At The Original Charbroil House & Catering in Greece, some drive-through customers commandeered tables already in place under a tent set especially set up in the parking lot.
Charbroil had been set up like this and waiting for on-site outdoor dining to become legal since last week, even though it doesn't normally have any outdoor tables.
That lack of outdoor space for some restaurants was an issue that Greater Rochester Chamber of Commerce President and CEO Bob Duffy acknowledged may be a challenge for some of them.

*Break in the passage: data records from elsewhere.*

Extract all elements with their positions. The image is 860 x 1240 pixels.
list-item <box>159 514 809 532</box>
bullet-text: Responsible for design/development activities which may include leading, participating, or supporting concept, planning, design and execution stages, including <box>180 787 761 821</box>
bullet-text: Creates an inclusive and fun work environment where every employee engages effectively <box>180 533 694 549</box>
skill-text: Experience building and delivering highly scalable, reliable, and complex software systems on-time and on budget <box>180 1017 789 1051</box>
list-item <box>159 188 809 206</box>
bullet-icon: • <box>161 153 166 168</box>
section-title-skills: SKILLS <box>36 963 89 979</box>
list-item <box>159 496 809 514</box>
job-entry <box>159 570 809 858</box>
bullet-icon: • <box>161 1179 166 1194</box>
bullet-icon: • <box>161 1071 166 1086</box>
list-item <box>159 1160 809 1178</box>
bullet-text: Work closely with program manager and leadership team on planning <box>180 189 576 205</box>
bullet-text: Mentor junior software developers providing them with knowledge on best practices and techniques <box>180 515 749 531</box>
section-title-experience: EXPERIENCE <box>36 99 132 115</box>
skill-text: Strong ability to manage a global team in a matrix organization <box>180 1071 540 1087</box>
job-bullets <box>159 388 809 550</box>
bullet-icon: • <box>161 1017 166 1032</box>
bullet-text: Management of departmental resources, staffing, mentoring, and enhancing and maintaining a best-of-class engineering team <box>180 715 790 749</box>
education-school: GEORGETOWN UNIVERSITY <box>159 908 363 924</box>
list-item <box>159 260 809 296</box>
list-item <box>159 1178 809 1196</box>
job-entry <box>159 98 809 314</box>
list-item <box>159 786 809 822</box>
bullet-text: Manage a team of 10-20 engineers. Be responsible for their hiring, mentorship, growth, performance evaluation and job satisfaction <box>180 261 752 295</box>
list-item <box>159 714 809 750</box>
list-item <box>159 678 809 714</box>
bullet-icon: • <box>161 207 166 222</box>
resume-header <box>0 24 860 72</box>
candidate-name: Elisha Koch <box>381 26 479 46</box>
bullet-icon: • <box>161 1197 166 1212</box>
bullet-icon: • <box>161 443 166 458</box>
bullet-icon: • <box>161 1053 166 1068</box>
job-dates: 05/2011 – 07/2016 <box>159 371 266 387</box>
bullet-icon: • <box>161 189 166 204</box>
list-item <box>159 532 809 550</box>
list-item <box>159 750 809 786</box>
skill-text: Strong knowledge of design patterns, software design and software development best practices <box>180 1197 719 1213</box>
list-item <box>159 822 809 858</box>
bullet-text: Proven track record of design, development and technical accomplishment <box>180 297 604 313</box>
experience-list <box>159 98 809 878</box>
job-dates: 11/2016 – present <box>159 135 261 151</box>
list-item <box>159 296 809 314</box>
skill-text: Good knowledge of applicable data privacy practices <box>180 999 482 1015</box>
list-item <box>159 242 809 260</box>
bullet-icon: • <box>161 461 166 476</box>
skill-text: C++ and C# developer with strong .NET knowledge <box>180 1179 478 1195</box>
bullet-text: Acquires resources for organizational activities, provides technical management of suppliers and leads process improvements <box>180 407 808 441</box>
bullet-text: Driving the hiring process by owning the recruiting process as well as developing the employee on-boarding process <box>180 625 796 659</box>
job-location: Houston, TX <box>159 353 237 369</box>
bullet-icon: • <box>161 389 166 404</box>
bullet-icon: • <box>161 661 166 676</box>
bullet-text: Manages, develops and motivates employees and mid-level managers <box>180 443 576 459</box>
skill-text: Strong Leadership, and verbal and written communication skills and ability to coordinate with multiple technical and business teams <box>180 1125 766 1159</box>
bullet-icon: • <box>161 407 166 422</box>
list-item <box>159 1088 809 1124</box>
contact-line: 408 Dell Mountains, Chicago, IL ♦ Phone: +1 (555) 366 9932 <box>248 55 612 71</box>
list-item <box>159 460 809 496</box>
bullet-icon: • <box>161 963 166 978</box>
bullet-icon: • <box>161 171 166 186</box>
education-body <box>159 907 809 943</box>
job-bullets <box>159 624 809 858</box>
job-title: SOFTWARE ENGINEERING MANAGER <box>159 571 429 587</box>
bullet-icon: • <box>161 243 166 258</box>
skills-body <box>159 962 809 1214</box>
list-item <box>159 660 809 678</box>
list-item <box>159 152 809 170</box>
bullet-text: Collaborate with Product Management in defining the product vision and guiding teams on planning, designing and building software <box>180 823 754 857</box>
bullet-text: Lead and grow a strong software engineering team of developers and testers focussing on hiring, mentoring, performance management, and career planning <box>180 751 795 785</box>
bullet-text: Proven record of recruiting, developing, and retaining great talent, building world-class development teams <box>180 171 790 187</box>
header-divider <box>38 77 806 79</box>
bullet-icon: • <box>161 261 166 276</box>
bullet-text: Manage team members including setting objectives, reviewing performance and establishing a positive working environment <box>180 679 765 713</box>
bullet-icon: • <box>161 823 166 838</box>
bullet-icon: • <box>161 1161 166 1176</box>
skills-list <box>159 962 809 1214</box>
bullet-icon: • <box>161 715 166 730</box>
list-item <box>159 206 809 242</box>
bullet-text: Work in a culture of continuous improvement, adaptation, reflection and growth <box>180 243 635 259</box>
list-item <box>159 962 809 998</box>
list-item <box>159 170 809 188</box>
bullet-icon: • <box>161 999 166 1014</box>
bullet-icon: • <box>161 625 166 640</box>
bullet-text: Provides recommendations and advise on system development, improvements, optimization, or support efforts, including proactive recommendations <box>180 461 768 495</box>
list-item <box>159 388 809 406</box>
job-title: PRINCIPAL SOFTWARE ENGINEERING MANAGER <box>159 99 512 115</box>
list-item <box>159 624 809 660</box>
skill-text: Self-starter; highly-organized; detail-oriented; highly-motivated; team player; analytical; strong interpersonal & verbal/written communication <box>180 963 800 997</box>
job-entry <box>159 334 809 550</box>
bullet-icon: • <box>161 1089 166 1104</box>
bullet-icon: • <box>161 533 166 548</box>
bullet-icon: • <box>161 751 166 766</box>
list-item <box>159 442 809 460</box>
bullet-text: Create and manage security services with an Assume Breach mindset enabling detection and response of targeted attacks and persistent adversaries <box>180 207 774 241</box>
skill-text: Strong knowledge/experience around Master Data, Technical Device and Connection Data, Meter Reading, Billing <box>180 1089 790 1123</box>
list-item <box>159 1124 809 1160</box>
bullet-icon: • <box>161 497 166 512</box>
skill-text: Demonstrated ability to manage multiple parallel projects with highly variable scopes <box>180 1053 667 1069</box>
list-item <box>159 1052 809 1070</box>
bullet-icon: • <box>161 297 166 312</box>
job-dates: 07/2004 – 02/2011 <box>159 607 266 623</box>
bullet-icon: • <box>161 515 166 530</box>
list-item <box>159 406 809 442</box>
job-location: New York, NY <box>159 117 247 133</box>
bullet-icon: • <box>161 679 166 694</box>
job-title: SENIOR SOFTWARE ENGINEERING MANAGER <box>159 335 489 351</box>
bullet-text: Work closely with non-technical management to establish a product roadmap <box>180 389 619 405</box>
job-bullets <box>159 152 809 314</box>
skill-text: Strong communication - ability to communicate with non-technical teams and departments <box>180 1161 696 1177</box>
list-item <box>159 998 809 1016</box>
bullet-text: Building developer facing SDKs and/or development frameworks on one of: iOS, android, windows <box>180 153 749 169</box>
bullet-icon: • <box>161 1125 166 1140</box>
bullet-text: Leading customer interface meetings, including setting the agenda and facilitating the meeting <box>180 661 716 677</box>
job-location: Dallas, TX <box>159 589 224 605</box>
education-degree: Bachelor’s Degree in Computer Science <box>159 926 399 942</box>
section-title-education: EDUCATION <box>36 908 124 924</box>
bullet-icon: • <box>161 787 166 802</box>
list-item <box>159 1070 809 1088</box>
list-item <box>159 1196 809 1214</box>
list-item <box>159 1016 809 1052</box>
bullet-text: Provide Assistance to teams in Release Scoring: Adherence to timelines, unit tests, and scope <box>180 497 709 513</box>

"Outdoor may be problematic,” he said. “Some restaurants may have very little space outside. I would hope the towns, villages City Hall, which is working on this as well, will be helpful."
The outdoor reopening news was welcome for regulars at the Bay Side Pub so faithful they had assembled their own outdoor seating area made up of lawn furniture in the parking lot.
“That's incredible. And it's about time,” Judy Stevenson of Webster said. "It's incredible to see their faces. I don't care if I have to sit six feet away. But it's nice to talk."
The authorization for on-sit outdoor dining came with several pages of regulations for just how restaurants were to handle their reopenings. Duffy said they’d be familiar to restaurateurs already dealing with masks, disinfecting and social distancing.
Buono said he doubted the Bay Side would rush to reopen on the first day, Thursday, primarily because the restaurant’s deck remained in “winter” mode with tables stacked on top of each other, deliberately inhospitable to discourage take-out customers from illegally dining on the deck. But he predicted a fast turnaround and return to operation.
“We are resilient,” Buono said. “That’s what we are. If you’re in this business, that’s what you have to be.”